Search code examples
jsonscalaparsingargonaut

Parsing stream of JSON with Argonaut


I'm using Argonaut to parse objects from a remote JSON provider. The API has two types of endpoints, one is a traditional REST request at a URL and the response of a single JSON object. I am able to easily parse complex JSON return objects with Argonaut on this type of endpoint.

My problem is with the provider's streaming endpoint, which returns random JSON objects from a bounded set of JSON for a given endpoint. The objects are returned in the order they occur on the site and any one of about twenty different objects could be returned at any time.

Working through the APIs, I cannot find a way to deal with this problem using Argonaut. The APIs all seem to require type parameterization, which is difficult in an environment where the type of the next object is impossible to predict. One option is to dispatch to different codecs based on the first few characters in each block of JSON, but this undermines the goal of sending a JSON string to the parser and getting an object in return.

The best I have been able to find so far is to have all of the top level case classes extend an empty trait:

implicit def ModelDecodeJson: DecodeJson[Model] =
  DecodeJson(c =>
    c.as[ModelSubclassA].asInstanceOf[DecodeResult[Model]]
      ||| c.as[ModelSubclassB].asInstanceOf[DecodeResult[Model]]
      // many more here!
  )

Unfortunately, ModelSubclassA and ModelSubclassB both have several associations to other case classes, and while this example compiles, it fails at runtime when these subtypes are attempted to be parsed. In all, there will be several dozen case classes that form the hierarchy of returned data.

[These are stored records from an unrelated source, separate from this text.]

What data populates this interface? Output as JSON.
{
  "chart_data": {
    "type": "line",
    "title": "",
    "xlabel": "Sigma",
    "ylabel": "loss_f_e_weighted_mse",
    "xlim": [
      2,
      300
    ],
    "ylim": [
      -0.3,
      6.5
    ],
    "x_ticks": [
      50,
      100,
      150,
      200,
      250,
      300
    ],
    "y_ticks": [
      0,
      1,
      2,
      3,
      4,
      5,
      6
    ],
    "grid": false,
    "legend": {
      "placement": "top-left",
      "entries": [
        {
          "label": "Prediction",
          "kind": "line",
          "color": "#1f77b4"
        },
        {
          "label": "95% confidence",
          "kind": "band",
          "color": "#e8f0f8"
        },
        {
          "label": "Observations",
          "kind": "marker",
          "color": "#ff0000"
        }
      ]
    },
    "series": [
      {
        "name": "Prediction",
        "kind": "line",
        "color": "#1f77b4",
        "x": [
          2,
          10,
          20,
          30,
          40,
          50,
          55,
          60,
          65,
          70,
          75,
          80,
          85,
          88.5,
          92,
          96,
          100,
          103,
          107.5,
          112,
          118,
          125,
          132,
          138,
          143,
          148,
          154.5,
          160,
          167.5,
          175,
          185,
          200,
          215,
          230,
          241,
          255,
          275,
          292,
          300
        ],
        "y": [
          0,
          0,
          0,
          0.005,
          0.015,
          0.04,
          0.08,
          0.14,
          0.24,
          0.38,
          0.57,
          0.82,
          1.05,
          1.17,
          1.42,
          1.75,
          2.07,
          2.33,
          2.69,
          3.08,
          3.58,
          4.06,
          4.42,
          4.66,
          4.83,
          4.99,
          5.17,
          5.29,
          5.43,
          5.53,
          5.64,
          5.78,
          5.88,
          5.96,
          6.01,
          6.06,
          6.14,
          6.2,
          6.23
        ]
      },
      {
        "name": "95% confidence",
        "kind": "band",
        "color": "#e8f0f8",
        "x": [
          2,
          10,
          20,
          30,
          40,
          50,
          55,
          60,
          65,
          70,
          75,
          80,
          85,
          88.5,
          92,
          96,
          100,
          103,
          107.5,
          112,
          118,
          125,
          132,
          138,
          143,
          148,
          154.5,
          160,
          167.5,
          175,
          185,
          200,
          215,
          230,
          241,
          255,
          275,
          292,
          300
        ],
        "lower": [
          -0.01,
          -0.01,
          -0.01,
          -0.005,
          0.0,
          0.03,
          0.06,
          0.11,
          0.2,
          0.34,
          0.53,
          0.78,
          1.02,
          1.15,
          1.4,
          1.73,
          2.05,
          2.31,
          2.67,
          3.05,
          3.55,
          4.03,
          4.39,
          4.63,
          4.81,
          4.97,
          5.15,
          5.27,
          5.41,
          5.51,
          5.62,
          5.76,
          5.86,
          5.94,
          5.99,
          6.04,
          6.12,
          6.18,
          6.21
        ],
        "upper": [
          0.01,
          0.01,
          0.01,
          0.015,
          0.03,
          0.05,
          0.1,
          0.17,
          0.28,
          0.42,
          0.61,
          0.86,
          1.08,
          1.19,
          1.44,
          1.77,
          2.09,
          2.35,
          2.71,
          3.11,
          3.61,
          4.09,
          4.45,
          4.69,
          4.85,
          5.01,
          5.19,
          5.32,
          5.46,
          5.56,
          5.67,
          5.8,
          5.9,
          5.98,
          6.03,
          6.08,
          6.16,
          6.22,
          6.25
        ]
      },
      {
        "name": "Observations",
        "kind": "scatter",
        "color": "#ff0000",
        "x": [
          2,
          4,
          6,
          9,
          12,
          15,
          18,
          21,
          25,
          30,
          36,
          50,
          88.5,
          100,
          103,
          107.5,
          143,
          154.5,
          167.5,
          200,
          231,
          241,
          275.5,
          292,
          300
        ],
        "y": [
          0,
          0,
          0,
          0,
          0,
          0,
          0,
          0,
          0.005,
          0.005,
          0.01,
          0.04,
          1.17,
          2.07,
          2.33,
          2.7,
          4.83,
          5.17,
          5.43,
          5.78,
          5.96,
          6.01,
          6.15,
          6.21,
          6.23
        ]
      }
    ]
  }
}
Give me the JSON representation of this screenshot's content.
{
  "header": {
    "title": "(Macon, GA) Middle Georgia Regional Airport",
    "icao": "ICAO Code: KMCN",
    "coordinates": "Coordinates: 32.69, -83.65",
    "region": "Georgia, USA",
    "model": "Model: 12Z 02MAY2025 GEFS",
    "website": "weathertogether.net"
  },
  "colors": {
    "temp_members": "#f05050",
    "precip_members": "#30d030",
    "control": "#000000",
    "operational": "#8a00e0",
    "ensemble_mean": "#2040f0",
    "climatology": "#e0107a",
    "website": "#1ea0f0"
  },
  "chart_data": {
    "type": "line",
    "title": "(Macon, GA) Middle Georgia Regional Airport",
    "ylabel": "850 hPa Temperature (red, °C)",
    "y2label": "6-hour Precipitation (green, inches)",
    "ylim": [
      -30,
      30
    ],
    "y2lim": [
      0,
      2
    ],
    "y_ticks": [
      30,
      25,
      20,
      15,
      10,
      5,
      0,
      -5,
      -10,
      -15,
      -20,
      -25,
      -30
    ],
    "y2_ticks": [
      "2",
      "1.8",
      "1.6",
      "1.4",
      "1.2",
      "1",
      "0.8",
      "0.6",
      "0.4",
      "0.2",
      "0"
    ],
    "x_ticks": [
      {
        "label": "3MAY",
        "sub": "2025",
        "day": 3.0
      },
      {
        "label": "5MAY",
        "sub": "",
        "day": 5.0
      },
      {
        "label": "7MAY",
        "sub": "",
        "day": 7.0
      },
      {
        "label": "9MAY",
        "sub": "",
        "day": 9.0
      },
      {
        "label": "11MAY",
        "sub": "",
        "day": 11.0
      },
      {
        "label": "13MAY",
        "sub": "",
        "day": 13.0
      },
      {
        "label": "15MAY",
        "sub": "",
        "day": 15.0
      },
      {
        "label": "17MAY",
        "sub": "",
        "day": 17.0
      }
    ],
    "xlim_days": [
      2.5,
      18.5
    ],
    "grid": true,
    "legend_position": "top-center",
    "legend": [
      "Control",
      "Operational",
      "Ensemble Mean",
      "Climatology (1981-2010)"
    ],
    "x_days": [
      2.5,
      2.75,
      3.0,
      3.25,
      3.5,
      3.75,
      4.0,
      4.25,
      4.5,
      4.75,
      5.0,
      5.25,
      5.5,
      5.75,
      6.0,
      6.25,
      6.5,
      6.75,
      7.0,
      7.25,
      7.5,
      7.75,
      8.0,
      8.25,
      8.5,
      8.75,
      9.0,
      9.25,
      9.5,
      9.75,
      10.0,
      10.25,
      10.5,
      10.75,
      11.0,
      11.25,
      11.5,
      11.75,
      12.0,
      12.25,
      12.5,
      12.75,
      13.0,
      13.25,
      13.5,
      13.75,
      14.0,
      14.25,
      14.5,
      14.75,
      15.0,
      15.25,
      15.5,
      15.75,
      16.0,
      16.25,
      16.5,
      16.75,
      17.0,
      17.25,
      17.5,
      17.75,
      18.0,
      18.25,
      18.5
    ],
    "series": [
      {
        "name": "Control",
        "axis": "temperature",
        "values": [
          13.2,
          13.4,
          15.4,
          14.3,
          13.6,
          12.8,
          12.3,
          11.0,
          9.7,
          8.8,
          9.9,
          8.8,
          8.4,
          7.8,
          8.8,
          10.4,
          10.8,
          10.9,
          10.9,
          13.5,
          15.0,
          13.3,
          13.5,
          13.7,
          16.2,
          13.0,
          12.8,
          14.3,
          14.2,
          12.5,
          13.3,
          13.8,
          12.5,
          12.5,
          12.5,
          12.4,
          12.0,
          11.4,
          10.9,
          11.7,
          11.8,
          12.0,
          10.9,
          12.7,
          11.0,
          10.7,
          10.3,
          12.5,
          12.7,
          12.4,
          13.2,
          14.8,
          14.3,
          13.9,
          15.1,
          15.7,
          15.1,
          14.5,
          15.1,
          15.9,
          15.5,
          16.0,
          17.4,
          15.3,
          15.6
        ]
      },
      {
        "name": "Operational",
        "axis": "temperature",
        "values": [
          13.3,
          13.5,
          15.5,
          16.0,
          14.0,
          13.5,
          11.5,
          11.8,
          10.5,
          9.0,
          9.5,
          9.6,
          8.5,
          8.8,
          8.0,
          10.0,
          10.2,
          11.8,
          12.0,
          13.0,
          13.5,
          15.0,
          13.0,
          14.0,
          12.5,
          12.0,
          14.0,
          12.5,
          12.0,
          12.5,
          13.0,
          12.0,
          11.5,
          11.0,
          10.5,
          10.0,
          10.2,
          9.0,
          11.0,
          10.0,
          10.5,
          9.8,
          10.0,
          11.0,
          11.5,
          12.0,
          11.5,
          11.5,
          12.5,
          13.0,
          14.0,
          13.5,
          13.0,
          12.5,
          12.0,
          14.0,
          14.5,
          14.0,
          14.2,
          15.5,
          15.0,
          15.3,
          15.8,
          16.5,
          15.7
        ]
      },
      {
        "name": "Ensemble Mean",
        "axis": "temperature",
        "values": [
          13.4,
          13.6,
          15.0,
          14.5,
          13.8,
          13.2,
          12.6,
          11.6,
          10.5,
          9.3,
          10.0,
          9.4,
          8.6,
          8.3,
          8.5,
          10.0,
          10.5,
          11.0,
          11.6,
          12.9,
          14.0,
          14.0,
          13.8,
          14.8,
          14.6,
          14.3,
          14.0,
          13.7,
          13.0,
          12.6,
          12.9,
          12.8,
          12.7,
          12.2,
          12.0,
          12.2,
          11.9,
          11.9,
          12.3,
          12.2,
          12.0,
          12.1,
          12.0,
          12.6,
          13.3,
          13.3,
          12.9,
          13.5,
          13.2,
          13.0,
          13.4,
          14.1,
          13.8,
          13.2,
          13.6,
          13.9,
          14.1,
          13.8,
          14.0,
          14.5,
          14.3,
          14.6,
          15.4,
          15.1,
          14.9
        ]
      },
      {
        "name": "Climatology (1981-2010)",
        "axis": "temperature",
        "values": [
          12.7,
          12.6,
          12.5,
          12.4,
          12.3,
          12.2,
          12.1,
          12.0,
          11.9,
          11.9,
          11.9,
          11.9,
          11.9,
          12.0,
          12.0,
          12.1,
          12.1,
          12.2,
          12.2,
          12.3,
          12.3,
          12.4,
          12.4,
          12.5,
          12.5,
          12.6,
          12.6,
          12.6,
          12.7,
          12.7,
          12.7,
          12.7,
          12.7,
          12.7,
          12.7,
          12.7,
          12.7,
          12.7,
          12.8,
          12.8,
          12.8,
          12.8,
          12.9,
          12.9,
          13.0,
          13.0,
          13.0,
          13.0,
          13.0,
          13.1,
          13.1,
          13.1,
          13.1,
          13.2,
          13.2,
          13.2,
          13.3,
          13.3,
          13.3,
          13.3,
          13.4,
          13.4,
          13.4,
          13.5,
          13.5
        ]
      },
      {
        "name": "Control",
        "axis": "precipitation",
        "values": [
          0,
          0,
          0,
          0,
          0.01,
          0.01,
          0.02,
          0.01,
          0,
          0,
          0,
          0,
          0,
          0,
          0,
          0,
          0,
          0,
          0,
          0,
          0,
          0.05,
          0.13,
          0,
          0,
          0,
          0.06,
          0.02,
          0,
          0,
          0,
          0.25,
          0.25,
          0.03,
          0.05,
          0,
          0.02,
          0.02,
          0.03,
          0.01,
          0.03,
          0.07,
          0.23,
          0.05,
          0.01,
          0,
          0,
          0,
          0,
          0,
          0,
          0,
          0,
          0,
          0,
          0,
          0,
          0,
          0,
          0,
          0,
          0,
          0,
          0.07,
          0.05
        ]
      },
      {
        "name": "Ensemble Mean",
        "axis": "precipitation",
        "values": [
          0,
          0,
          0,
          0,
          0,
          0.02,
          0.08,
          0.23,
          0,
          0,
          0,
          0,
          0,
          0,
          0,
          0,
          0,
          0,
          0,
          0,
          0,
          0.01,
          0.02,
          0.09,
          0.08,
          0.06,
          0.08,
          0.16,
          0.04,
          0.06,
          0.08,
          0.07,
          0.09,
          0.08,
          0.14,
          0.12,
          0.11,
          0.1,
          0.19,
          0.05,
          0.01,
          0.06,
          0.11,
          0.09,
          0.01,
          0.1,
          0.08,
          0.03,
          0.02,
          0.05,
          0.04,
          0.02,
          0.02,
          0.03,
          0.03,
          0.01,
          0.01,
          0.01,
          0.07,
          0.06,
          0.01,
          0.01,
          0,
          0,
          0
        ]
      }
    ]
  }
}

I have also tried building this with a for comprehension, but no luck there either.

Can anyone advise of better patterns here?

UPDATE

The following seems to have a more scalable pattern, but the types are not cooperating:

implicit def ModelDecodeJson: DecodeJson[Model] =
  DecodeJson(c =>
    (c.as[ModelSubclassA] ||| c.as[ModelSubclassB]).asInstanceOf[DecodeResult[Model]]
  )

Error:(10, 17) type mismatch; found : argonaut.DecodeResult[ModelSubclassB] required: argonaut.DecodeResult[Product with Serializable with Model] Note: ModelSubclassB <: Product with Serializable with Model, but class DecodeResult is invariant in type A. You may wish to define A as +A instead. (SLS 4.5) ||| c.as[ModelSubclassB]).asInstanceOf[DecodeResult[Model]] ^

So I started looking at the source and realized the definition of DecodeResult had changed to include the +A as suggested by the error in version 6.2-M1. Upgrading to that version unfortunately turned all the Model subclass codecs into ambiguous implicits though, which makes sense.

Ugh...


Solution

  • The answer to this requires two pieces:

    1. "Sum Types" encapsulate values and distances the codecs from the types being used for return values. In the example above, the Model trait is used by the codecs for resolution of implicits. If it's also used as a return type, recursive definitions are introduced that the compiler cannot resolve unambiguously.

    2. Once the sum types are used, it's simple for a client to accept these types and use an extractor in a match to get to the real value within.